The core competitive advantage of the product is high cost performance. Compared with competitors in the industry, it has certain advantages in terms of price, wheelbase space, and intelligence. It stems from its strong cost control capability driven by multiple dimensions of management, R&D, and production. (1) Management: Core executives have rich relevant experience, and the management structure is flat. SVP and VP all directly connect with CEO Zhu Jiangming. (2) R&D: The R&D path is clear, the R&D efficiency is high, the generalization rate of the platform is 88%, and the cost of global self-developed driving software and hardware technology is reduced; (3) Production: self-developed and self-production reduces vehicle manufacturing costs, and other components other than batteries, smart chips, and traditional interior and exterior are basically self-produced; (4) Channels: mainly dealers, accounting for 85% of the number of distribution stores, and there is still room for improvement in coverage and sales efficiency.
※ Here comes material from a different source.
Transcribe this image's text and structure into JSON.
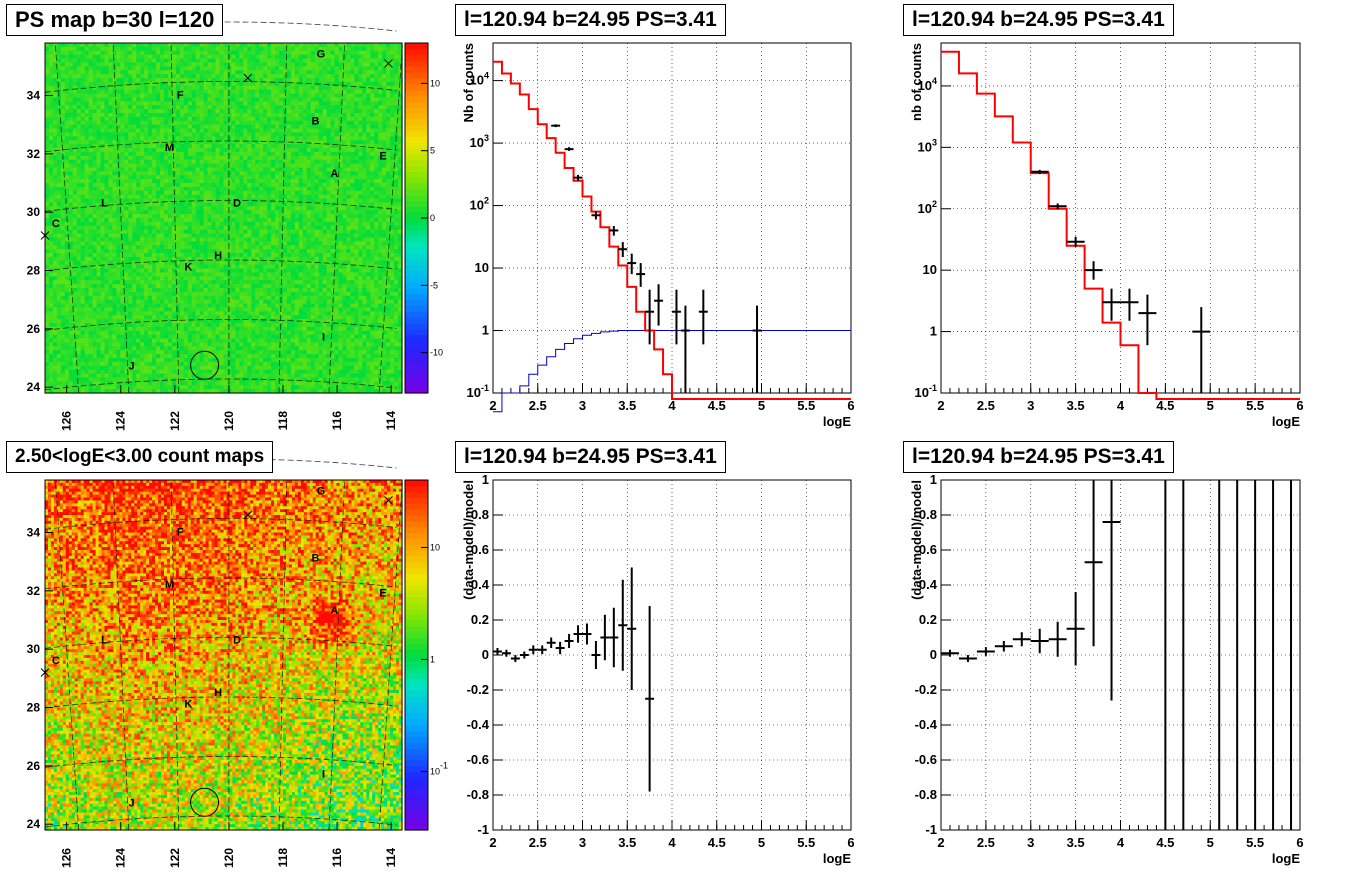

Using Stellantis channels, after-sales service and brands to drive overseas sales expansion and stable profitability, Stellantis Group is the second-largest automobile group in Europe. It has 16 major automobile brands and channel stores all over Europe. The company and Stellantis Group each established “Zero Run International” as a joint venture at a ratio of 51:49. This joint venture exclusively owns the right to sell Zero Sports cars overseas. The company's products have significant cost performance advantages over mainstream European electric vehicles, and it is expected that delivery of new cars to the European market will begin in the second half of 2024. Using Stellantis Group channels, after-sales service resources, and brand influence, the company is expected to achieve a faster rise in overseas sales, and the asset-light overseas cooperation model ensures stable profitability.

Risk warning: Product launches are not as good as expected, production capacity and supply chain risks, and NEV growth is not as good as expected.

The translation is provided by third-party software.